I learned so much about myself. About how neglecting to feel emotions as they come up makes us angry. And to make matters worse, letting resentments build up within us also makes us angry. Building up until the anger comes exploding out in a volcanic fit of rage. Usually directed at the ones we love. I learned, and really took to heart that, the only person I can control is myself. I cannot control the words and actions of others. I can only control how I react to them. Which in and of itself is still a learning process. I don’t always react in the way I should. And I don’t always follow the advice I give so eagerly to those who will listen. But I am learning to. I am taking my own advice more often.

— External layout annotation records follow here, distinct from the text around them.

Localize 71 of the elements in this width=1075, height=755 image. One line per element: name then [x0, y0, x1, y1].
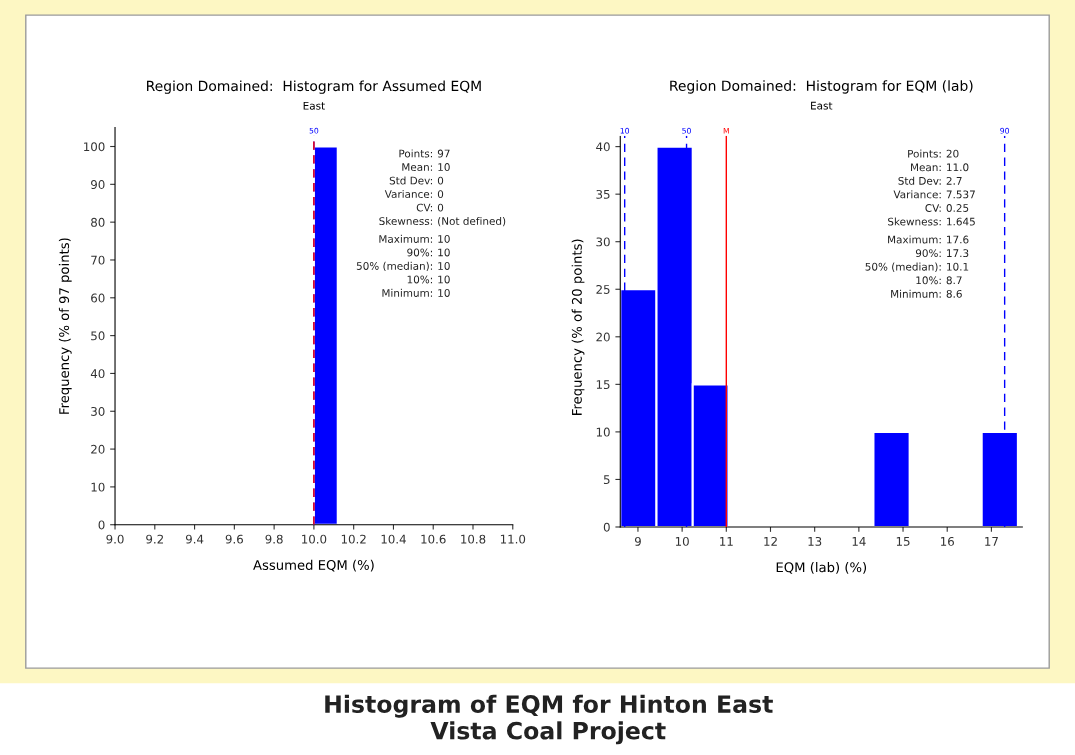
y-tick-label: 50: [91, 331, 105, 341]
y-axis-title: Frequency (% of 20 points): [571, 239, 585, 415]
y-tick-label: 30: [596, 237, 610, 247]
annotation: Points: 97: [399, 149, 450, 158]
x-tick-label: 10: [675, 536, 689, 546]
y-tick-label: 10: [596, 427, 610, 437]
x-tick-label: 17: [985, 537, 998, 546]
annotation: Minimum: 8.6: [891, 289, 962, 298]
annotation: Variance: 7.537: [893, 190, 975, 199]
y-tick-label: 0: [98, 520, 105, 530]
annotation: Std Dev: 0: [389, 176, 444, 185]
annotation: Skewness: 1.645: [888, 217, 975, 226]
x-tick-label: 14: [852, 537, 866, 546]
annotation: Variance: 0: [384, 189, 444, 199]
x-tick-label: 9.2: [146, 534, 164, 544]
x-tick-label: 12: [764, 536, 777, 546]
annotation: Mean: 10: [402, 163, 450, 171]
x-tick-label: 11: [720, 537, 733, 546]
annotation: 10%: 8.7: [916, 276, 962, 285]
y-tick-label: 10: [91, 482, 105, 492]
annotation: Mean: 11.0: [911, 163, 969, 172]
y-tick-label: 25: [596, 284, 610, 294]
annotation: 50% (median): 10: [356, 261, 450, 272]
text: Histogram of EQM for Hinton East Vista Coal Project: [325, 694, 773, 745]
x-tick-label: 16: [941, 536, 954, 546]
x-tick-label: 9: [634, 536, 641, 546]
annotation: Points: 20: [908, 149, 959, 158]
x-tick-label: 9.6: [225, 534, 243, 544]
x-tick-label: 13: [808, 536, 822, 546]
x-tick-label: 9.4: [185, 534, 204, 544]
y-tick-label: 80: [91, 217, 105, 227]
chart-subtitle: East: [303, 101, 325, 110]
x-tick-label: 10.6: [421, 534, 446, 544]
y-tick-label: 40: [596, 142, 610, 152]
annotation: Skewness: (Not defined): [379, 216, 506, 227]
x-tick-label: 10.0: [302, 534, 327, 544]
y-tick-label: 35: [596, 189, 610, 199]
annotation: Minimum: 10: [382, 288, 450, 297]
chart-title: Region Domained: Histogram for Assumed EQM: [147, 80, 481, 94]
x-axis-title: Assumed EQM (%): [253, 559, 374, 572]
y-tick-label: 40: [90, 369, 105, 379]
x-tick-label: 9.0: [106, 534, 124, 544]
y-tick-label: 15: [596, 380, 610, 389]
annotation: 90%: 17.3: [915, 249, 969, 258]
annotation: 10%: 10: [407, 275, 450, 284]
annotation: CV: 0.25: [925, 204, 969, 212]
annotation: 50% (median): 10.1: [865, 262, 969, 272]
y-tick-label: 70: [91, 255, 105, 265]
annotation: Maximum: 10: [379, 234, 450, 243]
x-tick-label: 15: [896, 537, 910, 546]
y-tick-label: 60: [91, 293, 105, 303]
y-tick-label: 20: [91, 444, 105, 454]
annotation: Maximum: 17.6: [888, 235, 969, 244]
annotation: CV: 0: [416, 203, 444, 212]
y-tick-label: 100: [84, 142, 105, 152]
x-axis-title: EQM (lab) (%): [776, 562, 867, 574]
x-tick-label: 9.8: [265, 534, 283, 544]
chart-subtitle: East: [811, 101, 833, 110]
chart-title: Region Domained: Histogram for EQM (lab): [670, 80, 973, 94]
y-tick-label: 20: [596, 332, 610, 342]
y-tick-label: 0: [603, 522, 610, 532]
y-axis-title: Frequency (% of 97 points): [58, 238, 72, 414]
y-tick-label: 5: [603, 475, 610, 485]
annotation: 90%: 10: [407, 248, 450, 257]
x-tick-label: 10.8: [461, 534, 486, 544]
x-tick-label: 10.2: [341, 534, 366, 544]
annotation: Std Dev: 2.7: [898, 176, 962, 185]
y-tick-label: 90: [91, 180, 105, 189]
y-tick-label: 30: [91, 406, 105, 416]
x-tick-label: 10.4: [381, 534, 406, 544]
x-tick-label: 11.0: [500, 534, 526, 544]
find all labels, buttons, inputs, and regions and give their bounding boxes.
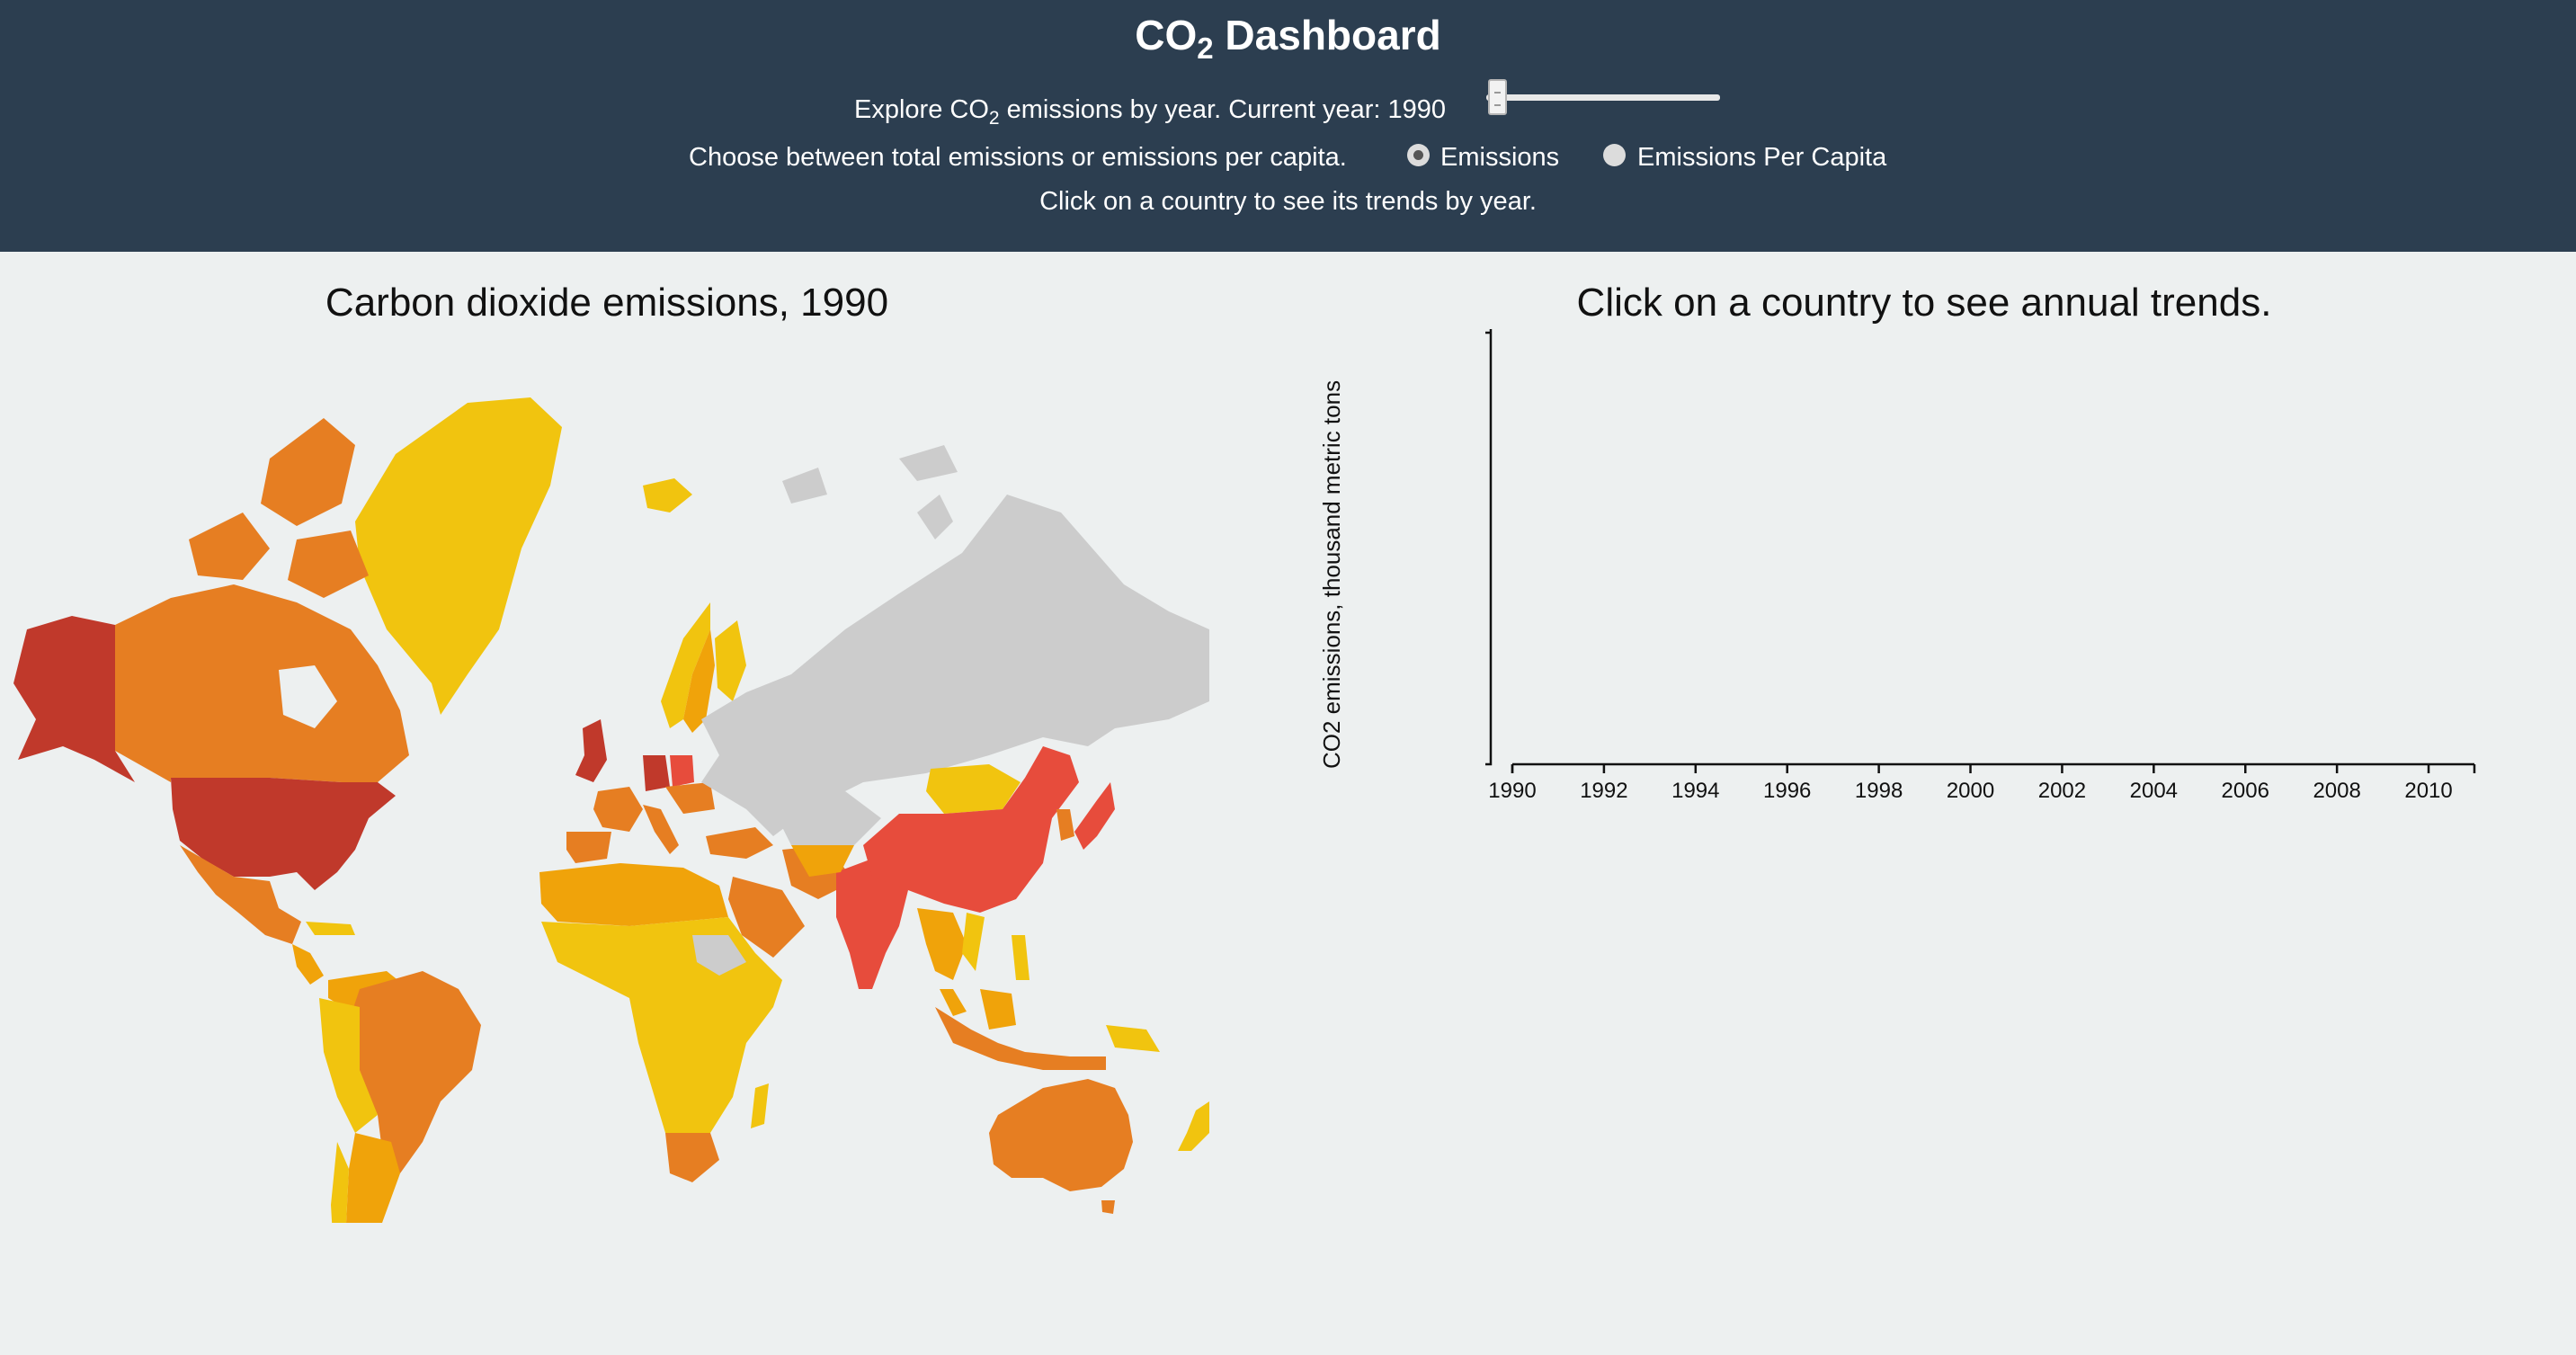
- slider-thumb[interactable]: [1488, 79, 1507, 115]
- country-france[interactable]: [593, 787, 643, 832]
- country-south-africa[interactable]: [665, 1133, 719, 1182]
- slider-track[interactable]: [1486, 94, 1720, 101]
- x-tick-label: 2008: [2313, 779, 2360, 803]
- country-new-zealand[interactable]: [1178, 1101, 1209, 1151]
- country-russia[interactable]: [701, 495, 1209, 836]
- country-tasmania[interactable]: [1101, 1200, 1115, 1214]
- country-cuba[interactable]: [306, 922, 355, 935]
- country-central-asia[interactable]: [791, 845, 854, 877]
- hudson-bay: [279, 665, 337, 728]
- x-axis-ticks: 1990 1992 1994 1996 1998 2000 2002 2004 2006 2008…: [1488, 764, 2453, 803]
- x-axis: [1511, 762, 2476, 773]
- x-tick-label: 1990: [1488, 779, 1536, 803]
- country-iceland[interactable]: [643, 478, 692, 513]
- country-central-america[interactable]: [292, 944, 324, 985]
- x-tick-label: 1992: [1580, 779, 1627, 803]
- x-tick-label: 2006: [2222, 779, 2269, 803]
- country-poland[interactable]: [670, 755, 694, 787]
- instructions-text: Click on a country to see its trends by …: [1039, 187, 1537, 216]
- x-tick-label: 2000: [1947, 779, 1994, 803]
- radio-emissions-per-capita[interactable]: [1603, 144, 1626, 166]
- country-madagascar[interactable]: [751, 1083, 769, 1128]
- country-spain[interactable]: [566, 832, 611, 863]
- country-canada-arctic[interactable]: [189, 418, 369, 598]
- country-alaska[interactable]: [13, 616, 135, 782]
- country-united-kingdom[interactable]: [575, 719, 607, 782]
- x-tick-label: 1998: [1855, 779, 1903, 803]
- country-united-states[interactable]: [171, 778, 396, 890]
- country-greenland[interactable]: [355, 397, 562, 715]
- x-tick-label: 2002: [2038, 779, 2086, 803]
- country-turkey[interactable]: [706, 827, 773, 859]
- country-sweden[interactable]: [683, 629, 715, 733]
- country-norway[interactable]: [661, 602, 710, 728]
- x-tick-label: 1996: [1763, 779, 1811, 803]
- year-slider[interactable]: [1486, 79, 1720, 119]
- country-china[interactable]: [863, 746, 1079, 913]
- radio-emissions[interactable]: [1407, 144, 1430, 166]
- country-india[interactable]: [836, 859, 908, 989]
- country-africa-central[interactable]: [541, 917, 782, 1151]
- x-tick-label: 2010: [2404, 779, 2452, 803]
- country-canada[interactable]: [115, 584, 409, 782]
- country-north-africa[interactable]: [539, 863, 728, 926]
- x-tick-label: 2004: [2130, 779, 2178, 803]
- x-tick-label: 1994: [1671, 779, 1719, 803]
- country-russia-islands[interactable]: [782, 445, 958, 539]
- country-saudi-arabia[interactable]: [728, 877, 805, 958]
- country-japan[interactable]: [1074, 782, 1115, 850]
- country-peru[interactable]: [319, 998, 378, 1133]
- trend-title: Click on a country to see annual trends.: [1576, 281, 2272, 325]
- y-axis-label: CO2 emissions, thousand metric tons: [1318, 380, 1345, 769]
- radio-emissions-label[interactable]: Emissions: [1440, 143, 1560, 172]
- choose-mode-text: Choose between total emissions or emissi…: [689, 143, 1347, 172]
- country-kazakhstan[interactable]: [773, 791, 881, 845]
- country-central-europe[interactable]: [665, 782, 715, 814]
- trend-chart: CO2 emissions, thousand metric tons 1990…: [1318, 329, 2476, 803]
- country-argentina[interactable]: [343, 1133, 400, 1223]
- y-axis: [1485, 329, 1493, 766]
- country-australia[interactable]: [989, 1079, 1133, 1191]
- country-malaysia[interactable]: [940, 989, 967, 1016]
- country-philippines[interactable]: [1012, 935, 1030, 980]
- country-germany[interactable]: [643, 755, 670, 791]
- country-italy[interactable]: [643, 805, 679, 854]
- country-korea[interactable]: [1056, 809, 1074, 841]
- country-southeast-asia[interactable]: [917, 908, 967, 980]
- country-papua-new-guinea[interactable]: [1106, 1025, 1160, 1052]
- country-vietnam[interactable]: [962, 913, 985, 971]
- country-finland[interactable]: [715, 620, 746, 701]
- dashboard-header: CO2 Dashboard Explore CO2 emissions by y…: [0, 0, 2576, 252]
- map-title: Carbon dioxide emissions, 1990: [325, 281, 889, 325]
- country-mongolia[interactable]: [926, 764, 1021, 814]
- radio-emissions-per-capita-label[interactable]: Emissions Per Capita: [1637, 143, 1887, 172]
- page-title: CO2 Dashboard: [1135, 12, 1441, 65]
- country-brazil[interactable]: [346, 971, 481, 1173]
- country-chile[interactable]: [331, 1142, 355, 1223]
- country-ethiopia[interactable]: [692, 935, 746, 976]
- year-description: Explore CO2 emissions by year. Current y…: [854, 95, 1447, 129]
- world-map[interactable]: [0, 360, 1214, 1223]
- country-borneo[interactable]: [980, 989, 1016, 1030]
- country-mexico[interactable]: [180, 845, 301, 944]
- country-indonesia[interactable]: [935, 1007, 1106, 1070]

Part of this journey is surrounding myself with friends and mentors who will hold me accountable to staying on the road of self discovery. Rather than the road of destruction. I am learning to be vulnerable again. Something I have been unable to do with others since I was a child. Since my trauma occurred, the Universe, my Higher Power, has brought some key people and organizations into my life. It wasn’t a coincidence that they arrived exactly when they did. It was divine timing. And I will forever be grateful for their friendship and guidance.
So that’s where I’ve been. In a transformation. That’s what I’ve been doing. Me.